Page 80 - USHUL FIKIH_INDONESIA_MAPK_KELAS XII_KSKK
P. 80
Ini dalam istilah hukum Islam disebut “ta‘arudh” (ضراعت)atau “ta‘adul” (لداعت)atau
“taqabul” (لباقت). Ketiga istilah itu memang pada dasarnya berbeda artinya, namun
memiliki kesamaan dalam hal adanya perbedaan. Jadi, yang dimaksud dengan
perbenturan dalil-dalil hukum adalah saling berlawanannya dua dalil hukum yang salah
satu di antara dua dalil itu menafikan hukum yang ditunjuk oleh dalil lainnya.
Ta‘arud al-adillah adalah kontradiksi antara kandungan salah satu dari dua dalil
yang sama derajatnya dengan dalil lain. Kontradiksi itu dapat terjadi antara ayat al-
Qur’an dengan ayat al-Qur’an yang lain, hadis mutawatir dengan hadis mutawatir, hadis
ahad dengan hadis ahad, dan antara qiyas dengan qiyas yang lain. Jadi, ta‘arud tidak
akan terjadi sekiranya derajat kedua dalil yang saling kontradiksi itu berbeda, misalnya
yang satu berupa ayat al-Qur’an dan yang lain berupa hadis.

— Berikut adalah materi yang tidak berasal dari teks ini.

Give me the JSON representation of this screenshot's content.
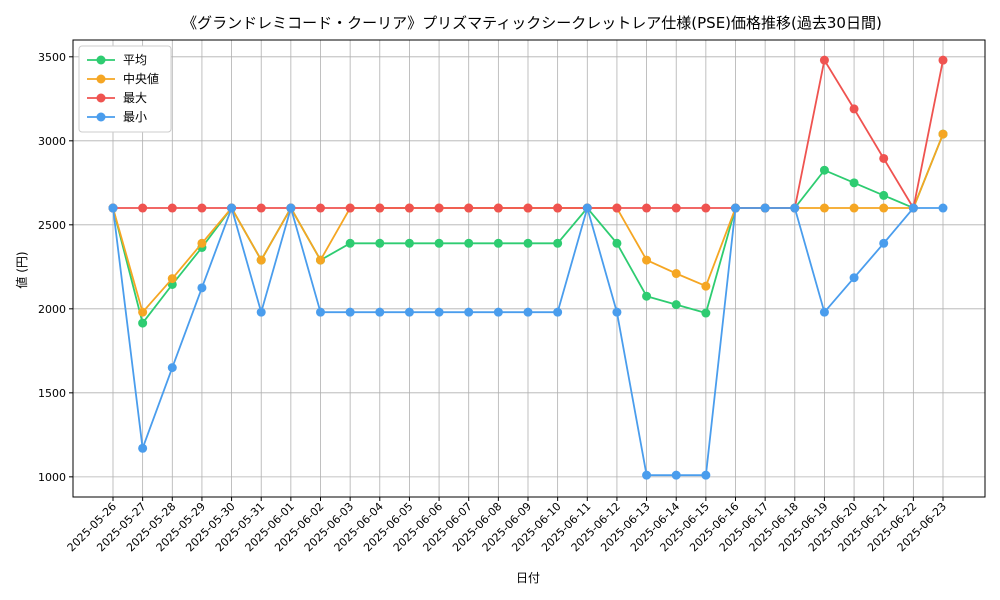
{
  "chart_data": {
    "type": "line",
    "title": "《グランドレミコード・クーリア》プリズマティックシークレットレア仕様(PSE)価格推移(過去30日間)",
    "xlabel": "日付",
    "ylabel": "値 (円)",
    "ylim": [
      880,
      3600
    ],
    "yticks": [
      1000,
      1500,
      2000,
      2500,
      3000,
      3500
    ],
    "grid": true,
    "legend_position": "top-left",
    "categories": [
      "2025-05-26",
      "2025-05-27",
      "2025-05-28",
      "2025-05-29",
      "2025-05-30",
      "2025-05-31",
      "2025-06-01",
      "2025-06-02",
      "2025-06-03",
      "2025-06-04",
      "2025-06-05",
      "2025-06-06",
      "2025-06-07",
      "2025-06-08",
      "2025-06-09",
      "2025-06-10",
      "2025-06-11",
      "2025-06-12",
      "2025-06-13",
      "2025-06-14",
      "2025-06-15",
      "2025-06-16",
      "2025-06-17",
      "2025-06-18",
      "2025-06-19",
      "2025-06-20",
      "2025-06-21",
      "2025-06-22",
      "2025-06-23"
    ],
    "series": [
      {
        "name": "平均",
        "color": "#2ecc71",
        "values": [
          2600,
          1915,
          2145,
          2365,
          2600,
          2290,
          2600,
          2290,
          2390,
          2390,
          2390,
          2390,
          2390,
          2390,
          2390,
          2390,
          2600,
          2390,
          2075,
          2025,
          1975,
          2600,
          2600,
          2600,
          2825,
          2750,
          2675,
          2600,
          3040
        ]
      },
      {
        "name": "中央値",
        "color": "#f5a623",
        "values": [
          2600,
          1980,
          2180,
          2390,
          2600,
          2290,
          2600,
          2290,
          2600,
          2600,
          2600,
          2600,
          2600,
          2600,
          2600,
          2600,
          2600,
          2600,
          2290,
          2210,
          2135,
          2600,
          2600,
          2600,
          2600,
          2600,
          2600,
          2600,
          3040
        ]
      },
      {
        "name": "最大",
        "color": "#ef5350",
        "values": [
          2600,
          2600,
          2600,
          2600,
          2600,
          2600,
          2600,
          2600,
          2600,
          2600,
          2600,
          2600,
          2600,
          2600,
          2600,
          2600,
          2600,
          2600,
          2600,
          2600,
          2600,
          2600,
          2600,
          2600,
          3480,
          3190,
          2895,
          2600,
          3480
        ]
      },
      {
        "name": "最小",
        "color": "#4a9ded",
        "values": [
          2600,
          1170,
          1650,
          2125,
          2600,
          1980,
          2600,
          1980,
          1980,
          1980,
          1980,
          1980,
          1980,
          1980,
          1980,
          1980,
          2600,
          1980,
          1010,
          1010,
          1010,
          2600,
          2600,
          2600,
          1980,
          2185,
          2390,
          2600,
          2600
        ]
      }
    ]
  }
}
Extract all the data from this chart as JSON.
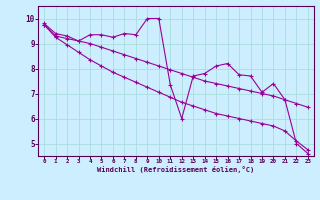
{
  "xlabel": "Windchill (Refroidissement éolien,°C)",
  "bg_color": "#cceeff",
  "line_color": "#990099",
  "grid_color": "#aadddd",
  "xlim": [
    -0.5,
    23.5
  ],
  "ylim": [
    4.5,
    10.5
  ],
  "xticks": [
    0,
    1,
    2,
    3,
    4,
    5,
    6,
    7,
    8,
    9,
    10,
    11,
    12,
    13,
    14,
    15,
    16,
    17,
    18,
    19,
    20,
    21,
    22,
    23
  ],
  "yticks": [
    5,
    6,
    7,
    8,
    9,
    10
  ],
  "s1_y": [
    9.8,
    9.4,
    9.3,
    9.1,
    9.35,
    9.35,
    9.25,
    9.4,
    9.35,
    10.0,
    10.0,
    7.35,
    6.0,
    7.7,
    7.8,
    8.1,
    8.2,
    7.75,
    7.7,
    7.05,
    7.4,
    6.75,
    5.0,
    4.6
  ],
  "s2_y": [
    9.75,
    9.3,
    9.2,
    9.1,
    9.0,
    8.85,
    8.7,
    8.55,
    8.4,
    8.25,
    8.1,
    7.95,
    7.8,
    7.65,
    7.5,
    7.4,
    7.3,
    7.2,
    7.1,
    7.0,
    6.9,
    6.75,
    6.6,
    6.45
  ],
  "s3_y": [
    9.75,
    9.25,
    8.95,
    8.65,
    8.35,
    8.1,
    7.85,
    7.65,
    7.45,
    7.25,
    7.05,
    6.85,
    6.65,
    6.5,
    6.35,
    6.2,
    6.1,
    6.0,
    5.9,
    5.8,
    5.7,
    5.5,
    5.1,
    4.75
  ]
}
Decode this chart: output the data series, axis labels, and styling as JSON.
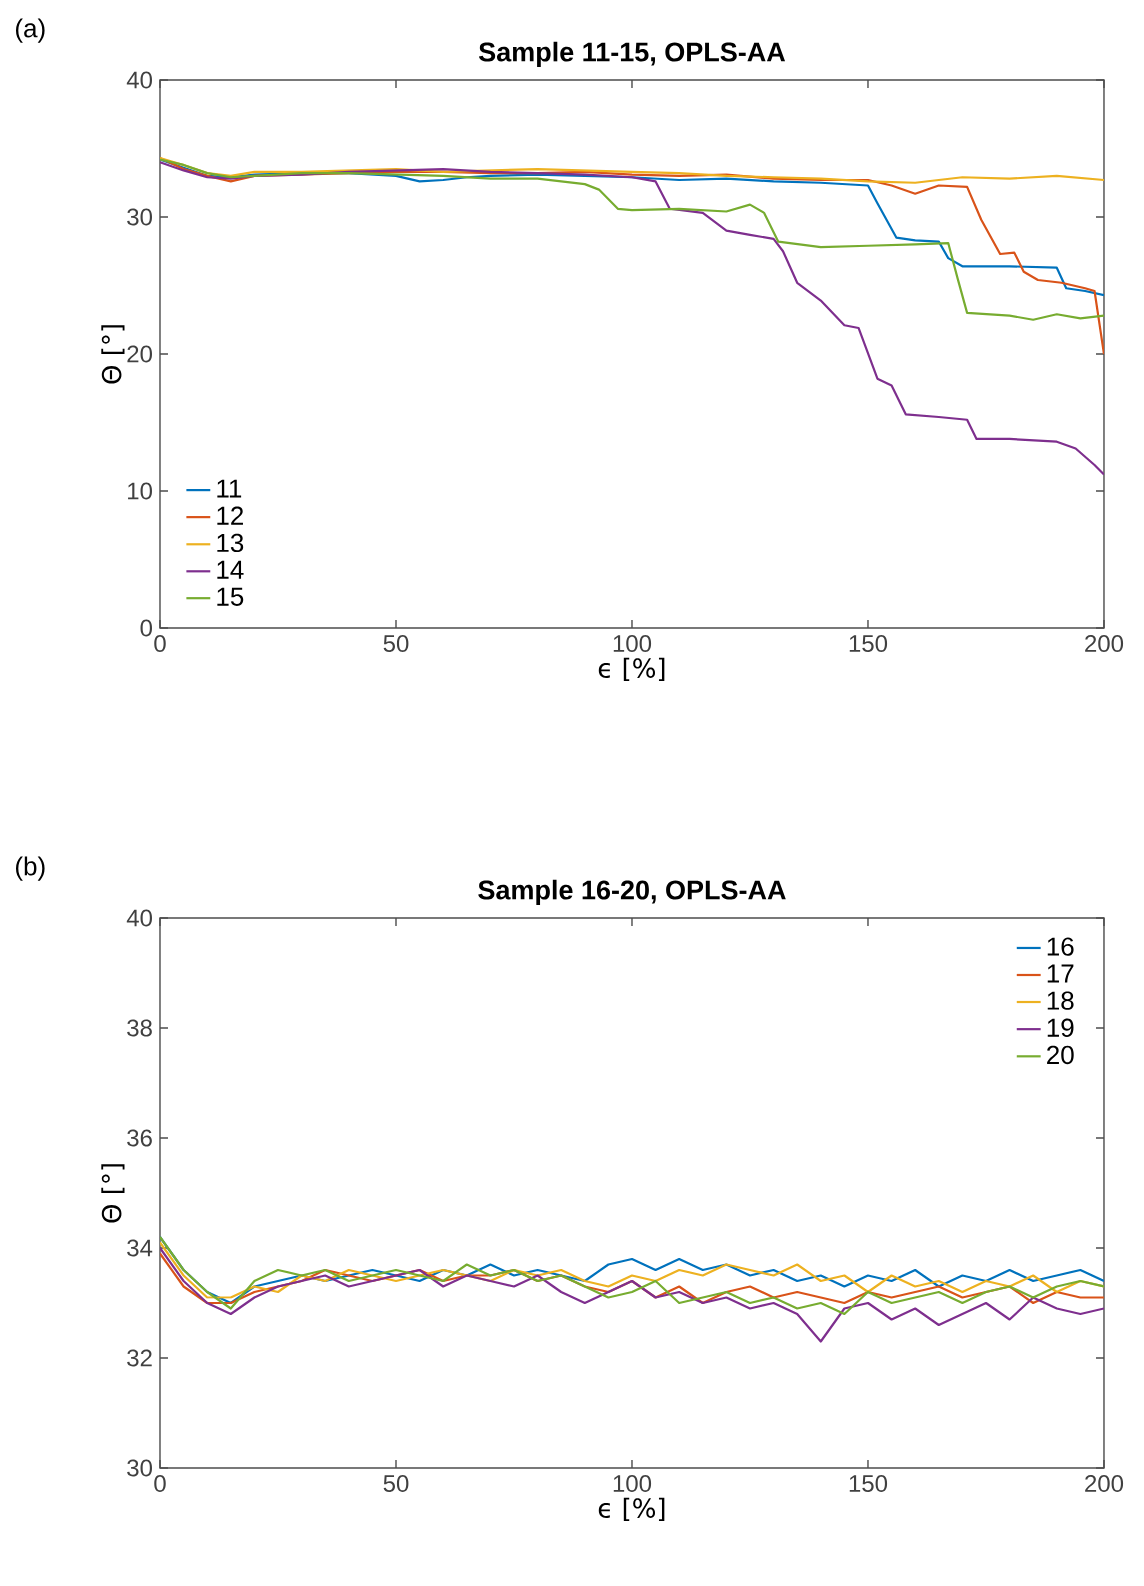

Ta’arudlul ‘Adillah adalah kondisi saling mencegahnya di antara dua dalil secara
mutlak, yaitu satunya menunjukkan makna yang berbeda dengan yang ditunjukkan dalil
lain. Setiap dalil hukum menghendaki adanya hukum yang berlaku terhadap sesuatu
yang dikenai hukum. Bila ada suatu dalil yang menghendaki berlakunya hukum atas
suatu kasus,tetapi disamping itu ada pula dalil lain yang menghendaki berlakunya
hukum lain atas kasus itu,maka kedua dalil itu disebut berbenturan atau bertentangan
(ta’arudl). Maka dari itu ulama’ ushul berusaha menemukan titik penyelesaian dari dua
dalil yang secara dhohir terlihat kontradiksi tersebut.
Pada dasarnya, di antara dalil-dalil syara’ tidak mungkin terjadi benturan
(ta’arudl). Jika ditemukan ta’arudl, ini sebatas tataran lahir dari nash-nash al-Qur’an
atau as-Sunnah, sebagaiman dipahami imam mujtahid. Hal ini sesuai dengan surat
Annisa’ ayat 72 yang artinya;” Andaikan al Qur’an itu bukan dari sisi Allah,
tentunyamereka menemukan banyak pertentangan di dalamnya”. (QS. An Nisa’: 82).
Menurut Wahbah Az Zuhaili, pertentangan antara kedua dalil atau hukum itu hanya
dalam pandangan mujtahid,sesuai dengan kemampuan pemahaman,analisis dan kekuatan
logikanya bukan pertentangan aktual,karena tidak mungkin terjadi bila Allah Swt dan
Rasul- Nya menurunkan aturan-aturan yang saling bertentangan.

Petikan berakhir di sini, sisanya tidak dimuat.